Anyone 70 ½ years old or older with an IRA has discovered the pesky government requirement that forces you to take money out of your IRA whether you want to or not. The annual required minimum distribution is the government’s way of saying, “You haven’t paid taxes on your IRA and we’re going to make sure we get our cut before you die.” The distribution is considered ordinary income and you pay taxes on that amount at your tax rate. If you don’t, you’ll end up paying a tax equal to 50% of what was supposed to a be withdrawn plus income tax on the 50% tax.

But there’s a well-kept secret available to the RMD crowd that’s especially beneficial if you give to charity. It has two names—IRA Charitable Rollover or a Qualified Charitable Distribution. In 2006, the Pension Protection Act (PPA) included a provision allowing taxpayers 70 ½ or older to transfer money from their IRA accounts directly to charity without paying taxes on the distribution.

As long as you are 70 ½ or older you can make Qualified Charitable Distributions of up to 100 thousand dollars every year to 501(c)(3) tax-exempt organizations. If you’re married, your spouse can also give up to 100 thousand dollars.

QCDs cannot be made from 401(k)s, 403(b)s, SEPs, or SIMPLE IRAs. But, you can do a direct rollover from those types of retirement accounts into your IRA and then make QCDs from the IRA.

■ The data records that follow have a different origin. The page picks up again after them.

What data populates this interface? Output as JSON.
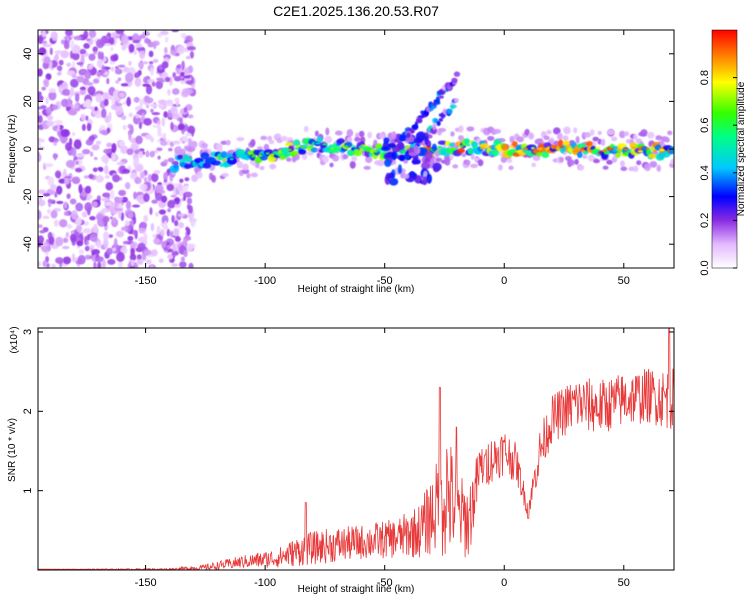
{
  "title": "C2E1.2025.136.20.53.R07",
  "chart_data": [
    {
      "type": "heatmap",
      "xlabel": "Height of straight line (km)",
      "ylabel": "Frequency (Hz)",
      "xlim": [
        -195,
        71
      ],
      "ylim": [
        -50,
        50
      ],
      "xticks": [
        -150,
        -100,
        -50,
        0,
        50
      ],
      "yticks": [
        -40,
        -20,
        0,
        20,
        40
      ],
      "colorbar": {
        "label": "Normalized spectral amplitude",
        "range": [
          0,
          1
        ],
        "ticks": [
          0.0,
          0.2,
          0.4,
          0.6,
          0.8
        ]
      },
      "features": [
        {
          "kind": "noise",
          "x_range": [
            -195,
            -130
          ],
          "y_range": [
            -50,
            50
          ],
          "amplitude": 0.15
        },
        {
          "kind": "band",
          "x_range": [
            -138,
            71
          ],
          "center_hz": [
            [
              -138,
              -6
            ],
            [
              -100,
              -3
            ],
            [
              -80,
              2
            ],
            [
              -60,
              0
            ],
            [
              -45,
              -2
            ],
            [
              -30,
              0
            ],
            [
              -15,
              1
            ],
            [
              0,
              0
            ],
            [
              30,
              0
            ],
            [
              71,
              -1
            ]
          ],
          "amplitude": 0.55
        },
        {
          "kind": "ridge",
          "from": [
            -42,
            5
          ],
          "to": [
            -20,
            30
          ],
          "amplitude": 0.3
        },
        {
          "kind": "ridge",
          "from": [
            -40,
            -2
          ],
          "to": [
            -20,
            20
          ],
          "amplitude": 0.4
        },
        {
          "kind": "blob_cluster",
          "x_range": [
            -50,
            -28
          ],
          "y_range": [
            -14,
            6
          ],
          "amplitude": 0.25
        }
      ]
    },
    {
      "type": "line",
      "xlabel": "Height of straight line (km)",
      "ylabel": "SNR (10 * v/v)",
      "y_multiplier": "(x10⁴)",
      "xlim": [
        -195,
        71
      ],
      "ylim": [
        0,
        3.05
      ],
      "xticks": [
        -150,
        -100,
        -50,
        0,
        50
      ],
      "yticks": [
        1,
        2,
        3
      ],
      "series": [
        {
          "color": "#e83a3a",
          "envelope_x": [
            -195,
            -140,
            -125,
            -110,
            -95,
            -85,
            -75,
            -60,
            -45,
            -35,
            -28,
            -24,
            -20,
            -15,
            -10,
            -5,
            0,
            5,
            10,
            15,
            20,
            30,
            40,
            50,
            60,
            71
          ],
          "envelope_mean": [
            0.01,
            0.01,
            0.03,
            0.1,
            0.15,
            0.25,
            0.3,
            0.35,
            0.4,
            0.5,
            0.8,
            1.0,
            0.75,
            0.6,
            1.3,
            1.4,
            1.5,
            1.35,
            0.75,
            1.5,
            1.9,
            2.1,
            2.05,
            2.15,
            2.2,
            2.15
          ],
          "envelope_spread": [
            0.0,
            0.01,
            0.04,
            0.08,
            0.12,
            0.2,
            0.22,
            0.22,
            0.25,
            0.35,
            0.6,
            0.9,
            0.5,
            0.5,
            0.3,
            0.3,
            0.3,
            0.25,
            0.1,
            0.3,
            0.3,
            0.35,
            0.35,
            0.35,
            0.35,
            0.4
          ],
          "peaks": [
            [
              -83,
              0.85
            ],
            [
              -27,
              2.3
            ],
            [
              -20,
              1.8
            ],
            [
              -8,
              1.45
            ],
            [
              10,
              0.65
            ],
            [
              69,
              3.05
            ]
          ]
        }
      ]
    }
  ]
}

QCDs must be sent directly to the qualified charity by the custodian or trustee of your IRA. The distributions cannot be made to donor-advised funds, supporting organizations, or private foundations. They may not be used to fund life-income gifts such as charitable gift annuities, charitable remainder trusts, or pooled income funds.

How does that benefit you? You get to meet your required minimum distribution, up to $100,000 and you don’t pay taxes on the distribution. Your gift is not included in gross income and therefore becomes a non-taxable distribution. However, since it’s not included as income, the IRS does not allow you to claim the gift as a charitable deduction.

If you make Qualified Charitable Distributions of more than 100 thousand dollars each year, anything above that amount does become taxable. Still, meeting your RMD without paying taxes on it, and making a gift to a worthy charity can be an effective planning tool.